Carta.org nasce due anni fa quando il mensile entra nella fase della sua prima stabilità. L'idea di abbinare il mensile con uno strumento più puntuale nella registrazione quotidiana di eventi spinse a costruire il sito. Il proposito era di diventare uno dei luoghi di una informazione indipendente, non solo nei momenti più significativi, ma anche giorno per giorno, raccontando quanto restava "fuori" dall'informazione ufficiale ed esprimendo un proprio punto di vista sulle cose che erano sotto gli occhi di tutti: in breve dire che "un 'altra informazione è possibile". Così dividemmo concettualmente il sito in due grandi aree, una "sociale", fatta di registrazione dell'associazionismo territoriale, di agenda degli appuntamenti di ogni comune, quartiere, condominio, e l'altra informativa, fatta di un'agenzia, di articoli teorici, di sensibilizzazione su "campagne", di cantieri che venivano varati nelle occasioni internazionali (Praga, Nizza, Porto Alegre 1, Genova, Porto Alegre 2) con notizie in presa diretta e immediatamente pubblicate.

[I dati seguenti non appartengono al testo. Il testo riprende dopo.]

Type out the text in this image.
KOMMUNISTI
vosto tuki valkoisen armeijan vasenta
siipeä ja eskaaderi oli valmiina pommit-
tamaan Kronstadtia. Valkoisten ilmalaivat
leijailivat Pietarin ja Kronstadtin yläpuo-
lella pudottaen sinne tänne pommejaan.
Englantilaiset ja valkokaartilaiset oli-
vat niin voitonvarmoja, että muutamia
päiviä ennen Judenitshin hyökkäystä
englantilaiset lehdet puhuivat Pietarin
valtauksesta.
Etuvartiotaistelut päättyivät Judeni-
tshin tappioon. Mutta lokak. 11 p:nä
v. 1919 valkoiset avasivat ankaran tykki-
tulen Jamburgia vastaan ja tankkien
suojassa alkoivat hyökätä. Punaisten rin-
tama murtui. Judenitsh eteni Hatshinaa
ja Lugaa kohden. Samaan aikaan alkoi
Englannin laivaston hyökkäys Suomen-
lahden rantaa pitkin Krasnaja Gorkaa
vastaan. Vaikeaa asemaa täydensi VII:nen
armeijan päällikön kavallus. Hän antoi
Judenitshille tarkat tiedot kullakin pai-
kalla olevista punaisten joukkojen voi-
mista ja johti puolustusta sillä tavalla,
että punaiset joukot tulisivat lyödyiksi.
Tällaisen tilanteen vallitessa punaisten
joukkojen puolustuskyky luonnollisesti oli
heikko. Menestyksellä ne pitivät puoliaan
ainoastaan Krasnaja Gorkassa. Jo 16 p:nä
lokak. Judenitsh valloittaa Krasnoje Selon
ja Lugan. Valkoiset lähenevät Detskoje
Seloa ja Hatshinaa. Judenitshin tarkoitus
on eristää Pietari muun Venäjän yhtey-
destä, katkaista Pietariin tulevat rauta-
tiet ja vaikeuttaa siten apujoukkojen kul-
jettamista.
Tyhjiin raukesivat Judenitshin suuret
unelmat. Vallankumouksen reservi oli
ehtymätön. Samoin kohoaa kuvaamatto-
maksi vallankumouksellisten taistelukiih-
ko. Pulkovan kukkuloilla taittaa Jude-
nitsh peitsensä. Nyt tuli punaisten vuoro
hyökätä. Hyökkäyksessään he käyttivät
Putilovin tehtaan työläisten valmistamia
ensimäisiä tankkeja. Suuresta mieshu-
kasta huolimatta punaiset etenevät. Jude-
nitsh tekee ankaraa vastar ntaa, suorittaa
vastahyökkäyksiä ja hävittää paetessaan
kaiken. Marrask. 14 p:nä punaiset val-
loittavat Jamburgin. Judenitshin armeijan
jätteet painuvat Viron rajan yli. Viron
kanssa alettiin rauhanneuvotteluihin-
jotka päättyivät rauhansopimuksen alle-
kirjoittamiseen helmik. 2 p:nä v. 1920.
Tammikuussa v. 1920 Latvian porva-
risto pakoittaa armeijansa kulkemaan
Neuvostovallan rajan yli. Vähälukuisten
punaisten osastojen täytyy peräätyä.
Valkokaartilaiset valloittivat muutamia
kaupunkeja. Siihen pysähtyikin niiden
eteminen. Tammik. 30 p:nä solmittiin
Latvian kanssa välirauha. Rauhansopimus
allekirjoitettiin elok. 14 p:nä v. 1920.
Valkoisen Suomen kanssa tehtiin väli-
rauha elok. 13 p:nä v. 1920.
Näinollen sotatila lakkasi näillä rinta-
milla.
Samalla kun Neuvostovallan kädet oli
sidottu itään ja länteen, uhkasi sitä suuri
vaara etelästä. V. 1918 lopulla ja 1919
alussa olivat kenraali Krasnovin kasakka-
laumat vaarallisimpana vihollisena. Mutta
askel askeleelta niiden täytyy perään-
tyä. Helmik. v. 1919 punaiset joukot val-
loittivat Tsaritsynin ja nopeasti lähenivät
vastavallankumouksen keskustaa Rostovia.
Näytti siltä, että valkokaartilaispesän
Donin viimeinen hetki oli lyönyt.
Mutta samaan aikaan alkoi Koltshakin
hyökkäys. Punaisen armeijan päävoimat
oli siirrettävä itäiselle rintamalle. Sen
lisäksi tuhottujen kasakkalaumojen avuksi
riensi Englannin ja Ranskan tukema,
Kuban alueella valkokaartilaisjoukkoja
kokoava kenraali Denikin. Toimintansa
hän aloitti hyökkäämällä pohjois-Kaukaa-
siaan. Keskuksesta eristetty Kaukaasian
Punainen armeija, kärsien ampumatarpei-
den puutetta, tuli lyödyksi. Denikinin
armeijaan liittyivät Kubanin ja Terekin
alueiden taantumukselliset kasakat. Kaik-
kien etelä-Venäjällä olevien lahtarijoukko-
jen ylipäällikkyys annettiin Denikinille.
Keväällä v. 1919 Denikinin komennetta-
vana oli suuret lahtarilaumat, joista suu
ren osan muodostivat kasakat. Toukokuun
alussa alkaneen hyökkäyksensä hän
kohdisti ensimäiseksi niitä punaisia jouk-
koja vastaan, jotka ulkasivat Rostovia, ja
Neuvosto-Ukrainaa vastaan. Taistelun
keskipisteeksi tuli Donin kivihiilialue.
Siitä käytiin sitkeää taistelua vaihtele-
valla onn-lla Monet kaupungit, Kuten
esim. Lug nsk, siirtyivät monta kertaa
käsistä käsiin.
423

Tutto questo basandoci per un verso sulla redazione stabile e per un altro aprendo a tutte le forme di collaborazione possibile (così, di volta in volta, con sherwood , amisnet, digipresse, luxa, con unimondo) dove esistevano competenze (la radio, la televisione) che noi non possedevamo. Finora i riscontri parlano di una progressiva attenzione verso il sito, in particolare in occasione di grandi eventi, con punte di contatti assolutamente fuori del comune, anche considerando le nostre debolissime forze. Il problema che ci poniamo oggi è come "stabilizzare", nel giorno per giorno, questa area di attenzione che potenzialmente va oltre gli attivisti, i militanti, i "lettori esperti": e credo sia un problema che riguardi non solo noi.
Considero la rete "un bene pubblico", il cui carattere va difeso ma anche accresciuto. Posso parlare con cognizione di causa solo delle forme di attivismo informativo in rete: alle altre iniziative (di mobilitazione, di denuncia, di azione come i netstrike) sono solo uno che aderisce. Ma io considero l'attività informativa come una forma di attivismo, proprio perché in rete fare informazione significa immediatamente fare associazione, costruire relazioni. Se si osserva il panorama dell'informazione indipendente in Rete (ne scrivo sul prossimo numero di Carta, in edicola dal 21 al 27 Febbraio) e lo si confronta solo con un anno fa, balzano subito agli occhi due evidenze immediate: l'enorme moltiplicazione di iniziative editoriali e la loro diffusione. A volte però questa diffusione assume l'aspetto del circoscritto, del ridotto. Benchè esistano nel web, e funzionino, diversi network di informazione, io non credo che la strada assoluta sia quella della centralizzazione, delle fusioni, delle federazioni e neppure della rete. E non credo molto nel web-log e nelle tecnologie push: sono utili ma a volte questa intenzione di "spazio pubblico" si traduce in una bacheca di messaggi. Il passaggio di adesso lo vedo tutto nella capacità di stabilizzare la produzione di informazioni e il proprio pubblico di riferimento. Non ho alcuna riverenza verso gli albi professionali e il mestiere di giornalista: ma un mestiere di scrivere ci deve essere, rinnovato, reinventato, ma ci deve essere. Il dilettantismo, nel senso forte della passione, del volontariato non deve essere sostituito ma irrobustito da pratiche professionali. Da questo punto di vista io credo prioritaria e necessaria una vera e propria "campagna di formazione" al mestiere di scrivere. Soprattutto in rete. Io credo che sia forse possibile dire che i siti di informazione indipendente sono ormai considerati affidabili e buoni fornitori di informazione in momenti particolari, ma non sono ancora considerati interlocutori credibili nell'esprimere punti di vista e notizie sulla complessità e la minuziosità della cronaca quotidiana del mondo. La sfida è questa.